When the Right Questions Get the Wrong Answers
The theory behind radical transparency is that honesty begets honesty. If you’re upfront about your constraints, candidates will be upfront about theirs. But interviews are still interviews. People want the job. Sometimes they convince themselves they want something they don’t. This happened on the same Ampersand team, despite following this process.
I hired someone I’d known for a while. I asked the hard questions. They gave thoughtful answers that seemed aligned. They were genuinely excited, and I think that excitement was real in the moment. But excitement about working together isn’t the same as wanting to do the actual work. Four months in, it became clear that ad tech wasn’t going to satisfy someone who cared deeply about environmental impact, no matter how good the team or the learning opportunity.
That’s four months none of us will get back.
Looking back, the information was there.
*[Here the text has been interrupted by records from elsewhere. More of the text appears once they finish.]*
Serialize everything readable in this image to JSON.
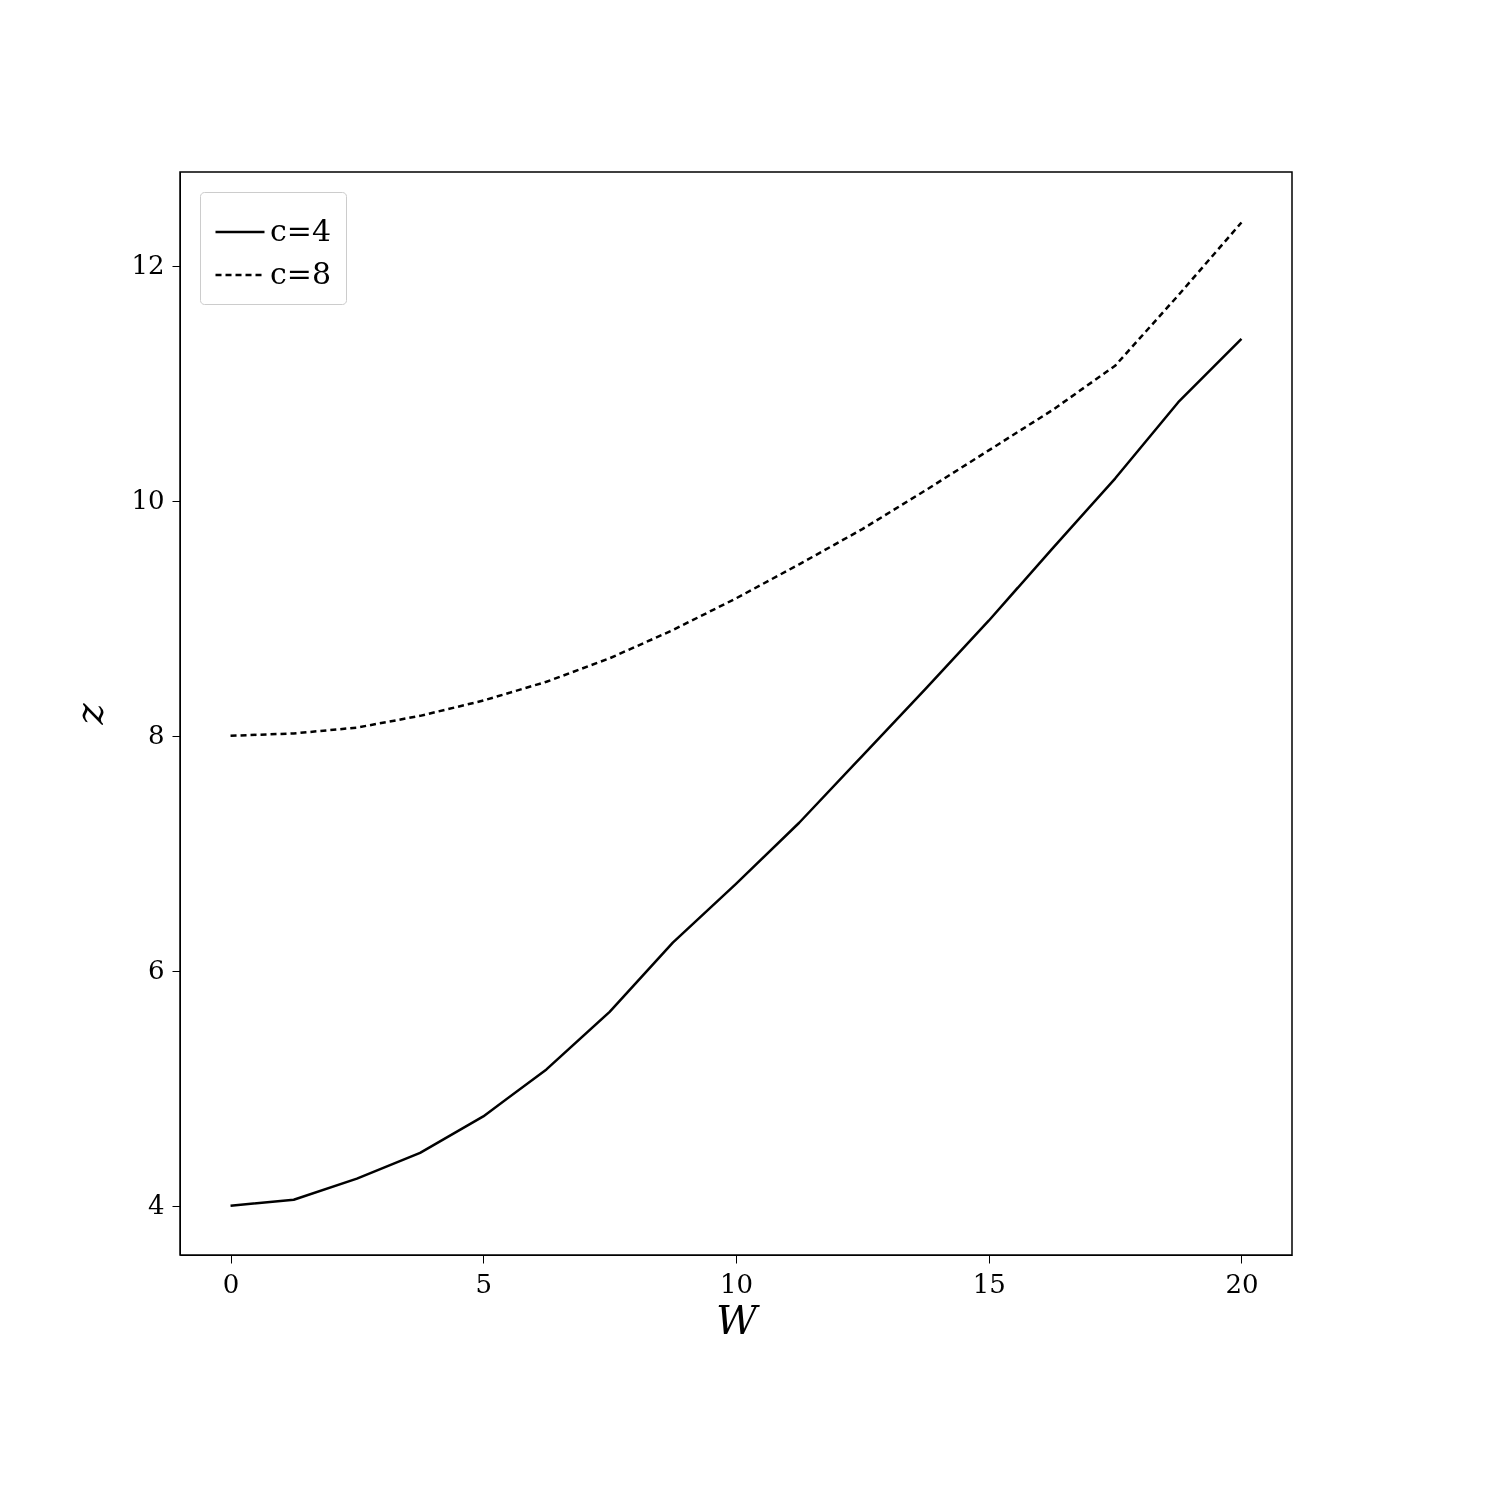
{
  "chart_data": {
    "type": "line",
    "xlabel": "W",
    "ylabel": "z",
    "xlim": [
      -1,
      21
    ],
    "ylim": [
      3.58,
      12.8
    ],
    "xticks": [
      0,
      5,
      10,
      15,
      20
    ],
    "yticks": [
      4,
      6,
      8,
      10,
      12
    ],
    "grid": false,
    "legend": "top left",
    "marker": "none",
    "series": [
      {
        "name": "c=4",
        "color": "#000000",
        "line_style": "solid",
        "x": [
          0,
          1.25,
          2.5,
          3.75,
          5,
          6.25,
          7.5,
          8.75,
          10,
          11.25,
          12.5,
          13.75,
          15,
          16.25,
          17.5,
          18.75,
          20
        ],
        "values": [
          4.0,
          4.05,
          4.23,
          4.45,
          4.76,
          5.16,
          5.65,
          6.24,
          6.74,
          7.26,
          7.83,
          8.4,
          8.98,
          9.59,
          10.19,
          10.84,
          11.38
        ]
      },
      {
        "name": "c=8",
        "color": "#000000",
        "line_style": "dashed",
        "x": [
          0,
          1.25,
          2.5,
          3.75,
          5,
          6.25,
          7.5,
          8.75,
          10,
          11.25,
          12.5,
          13.75,
          15,
          16.25,
          17.5,
          18.75,
          20
        ],
        "values": [
          8.0,
          8.02,
          8.07,
          8.17,
          8.3,
          8.46,
          8.66,
          8.9,
          9.17,
          9.46,
          9.76,
          10.09,
          10.43,
          10.77,
          11.15,
          11.75,
          12.37
        ]
      }
    ]
  }
}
I’d asked if they were sure they wanted to do this, given that their long-term interest was environmental work and we were building ad tech. They said yes, and I took that at face value. But certainty in an interview is cheap. What I should have weighted more heavily was the uncertainty itself. People often don’t know exactly what they want, so you’re always working with incomplete information. But when someone expresses doubt, or when their stated goals point in a different direction than what you’re offering, that’s real signal. When you’re working with limited information, any signal to the contrary deserves serious attention.
The Courage to Pass
Sometimes, despite your best efforts, you’ll get it wrong. But more often, the signal is there if you’re willing to act on it. Radical transparency means admitting when someone’s amazing but wrong for this team. It means having the courage to be honest about your constraints, your tradeoffs, and your reality.
This is hard. When you’re underwater and need to hire, every impressive resume feels like a lifeline. But a misaligned hire doesn’t solve your problem. It creates a new one.
The alternative is the standard playbook: pattern matching, credential checking, and “culture fit” interviews that select for people who look like you instead of people who want what you’re building. That’s how you end up with talented engineers who leave before they’ve shipped anything meaningful, or worse, stay and disengage.
I think about that Python developer sometimes. In a different process, we might have talked ourselves into it. Their resume was strong enough to justify almost any decision. We could have told ourselves that smart people figure it out, that passion for open source would translate to passion for our problems, that the technical skills would carry the day.
Six months later, we’d have had an unhappy engineer and a hole in the team. Instead, we had a 45-minute conversation that got us both to the right answer. They’re still doing open source work. We found someone who actually wanted what we were building.
That’s what radical transparency buys you. Not a perfect process, but an honest one. And honest processes fail faster and cheaper than dishonest ones.